L’intellectuel libanais Jabbour Douaihy décrit le déclin d’une grande famille de la bourgeoisie chrétienne de Beyrouth. Avec humour et gravité.
Un roman tragi-comique dont l’action se déroule dans un pays qui panse ses plaies (le Liban des années 1990), au sein d’une demeure familiale décatie (stuc délabré, plancher qui grince), et qui dépeint une galerie de personnages attachants et contrastés : cela ne vous rappelle rien ? Oui, Rose Fountain Motel a bien des points communs avec L’Immeuble Yacoubian, le best-seller de l’Égyptien Alaa el- Aswani. Souhaitons au roman de Jabbour Douaihy autant de succès… Car cet intellectuel réputé (et ami du journaliste assassiné Samir Kassir) fait preuve de remarquables qualités d’écriture.

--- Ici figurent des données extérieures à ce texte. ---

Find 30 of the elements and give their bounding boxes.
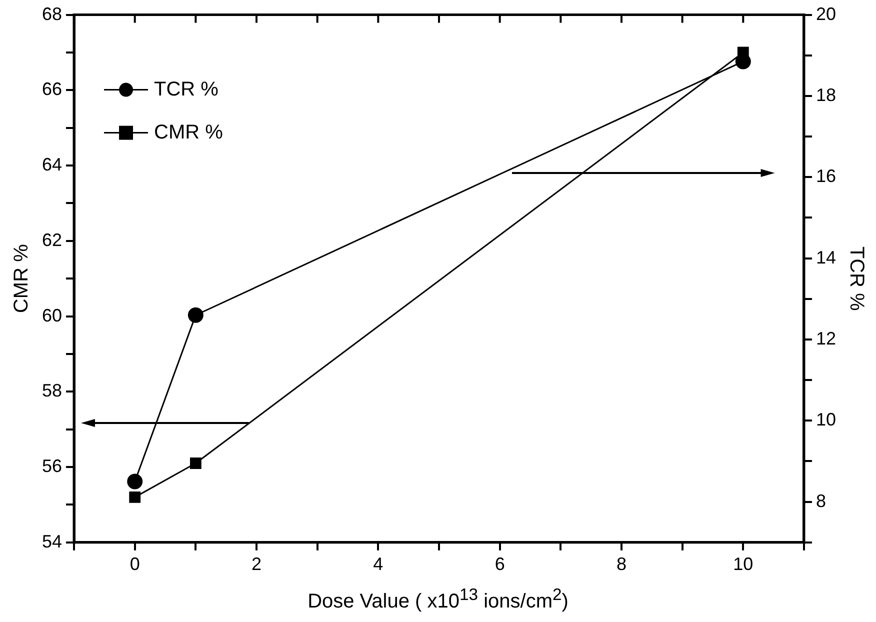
y2-tick-label: 16 bbox=[816, 166, 836, 186]
x-tick-label: 8 bbox=[616, 554, 626, 574]
x-tick-label: 2 bbox=[252, 554, 262, 574]
point bbox=[127, 474, 143, 490]
x-axis-title: Dose Value ( x10$^{13}$ ions/cm$^{2}$) bbox=[306, 585, 570, 614]
legend-label: TCR % bbox=[154, 78, 219, 100]
y-tick-label: 62 bbox=[42, 230, 62, 250]
y2-axis-title: TCR % bbox=[845, 246, 868, 312]
point bbox=[188, 307, 204, 323]
x-tick-label: 4 bbox=[373, 554, 384, 574]
point bbox=[190, 458, 202, 469]
x-tick-label: 6 bbox=[494, 554, 505, 574]
legend-label: CMR % bbox=[154, 121, 224, 144]
y-tick-label: 56 bbox=[42, 456, 62, 476]
y2-tick-label: 10 bbox=[816, 410, 836, 430]
x-tick-label: 10 bbox=[733, 554, 754, 574]
y2-tick-label: 12 bbox=[816, 328, 836, 348]
y2-tick-label: 20 bbox=[816, 4, 836, 24]
y-tick-label: 64 bbox=[42, 154, 62, 175]
y2-tick-label: 14 bbox=[816, 247, 836, 268]
y-axis-title: CMR % bbox=[10, 244, 33, 314]
y2-tick-label: 8 bbox=[816, 490, 826, 511]
y2-tick-label: 18 bbox=[816, 84, 836, 105]
point bbox=[129, 491, 141, 503]
x-tick-label: 0 bbox=[130, 554, 140, 574]
y-tick-label: 54 bbox=[42, 531, 62, 552]
y-tick-label: 66 bbox=[42, 79, 62, 100]
y-tick-label: 60 bbox=[42, 305, 62, 326]
y-tick-label: 68 bbox=[42, 4, 62, 24]
y-tick-label: 58 bbox=[42, 380, 62, 401]
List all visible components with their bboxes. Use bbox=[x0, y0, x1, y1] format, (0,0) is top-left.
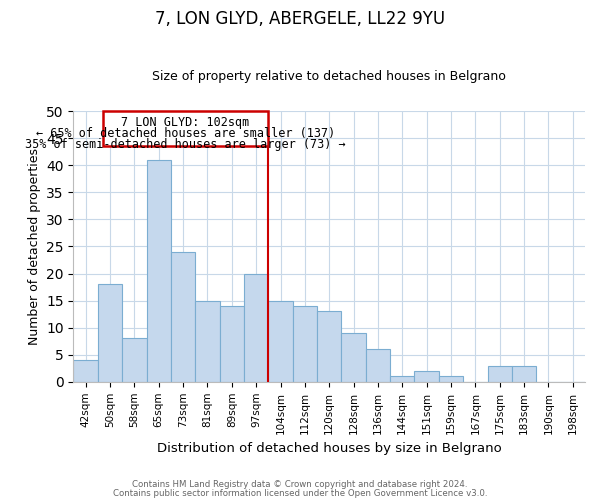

Ayn Wardeh, petit village des environs de Beyrouth, abrite la maison des Baz, grande famille libanaise décadente. Jabbour Douaihy décrit avec truculence et jubilation ces bourgeois déclassés. Nohad, l’aïeule, délire dans sa maison de retraite. Dernier occupant de la maison, le jeune Réda se terre dans sa chambre depuis que sa fiancée est morte dans un accident de voiture. Son frère, Jojo, est parti avec son épouse Margaret, une Autrichienne dépressive qui fume pour tromper son ennui (tout en rêvant de monter une maison d’hôtes à Ayn Wardeh).
Une sorte de mezze littéraire
L’image de l’intelligentsia libanaise en prend un coup… Quant à leurs serviteurs, le clan arabe des Mani’, ils sont restés là, et vivent, plutôt chichement, dans la cave. Tout ce petit monde joue aux échecs, mange du baba ghannouj et du fromage à l’huile d’olive, se dispute et se réconcilie…
Jusqu’à ce que débarque une sorte de Carmen arabe, la cousine des Mani’, belle femme à la « taille fine » et à la « robe couleur de vin ». Comme l’héroïne de Mérimée, la mystérieuse « cousine » est un peu sauvage, un peu brutale, et c’est elle, bien sûr, qui va bouleverser la vie à Ayn Wardeh…
Retenons que Rose Fountain Motel est un récit admirablement composé et joliment écrit, un roman sentimental et familial, burlesque et tragique ; une sorte de mezze littéraire. Ajoutons que même s’il les moque gentiment, Jabbour Douaihy ne caricature jamais ses personnages. Il leur manifeste plutôt une tendresse amusée, et communicative.
Rose Fountain Motel de Jabbour Douaihy, traduit de l’arabe (Liban) par Emmanuel Varlet Actes Sud, 317 p., 22,80 €.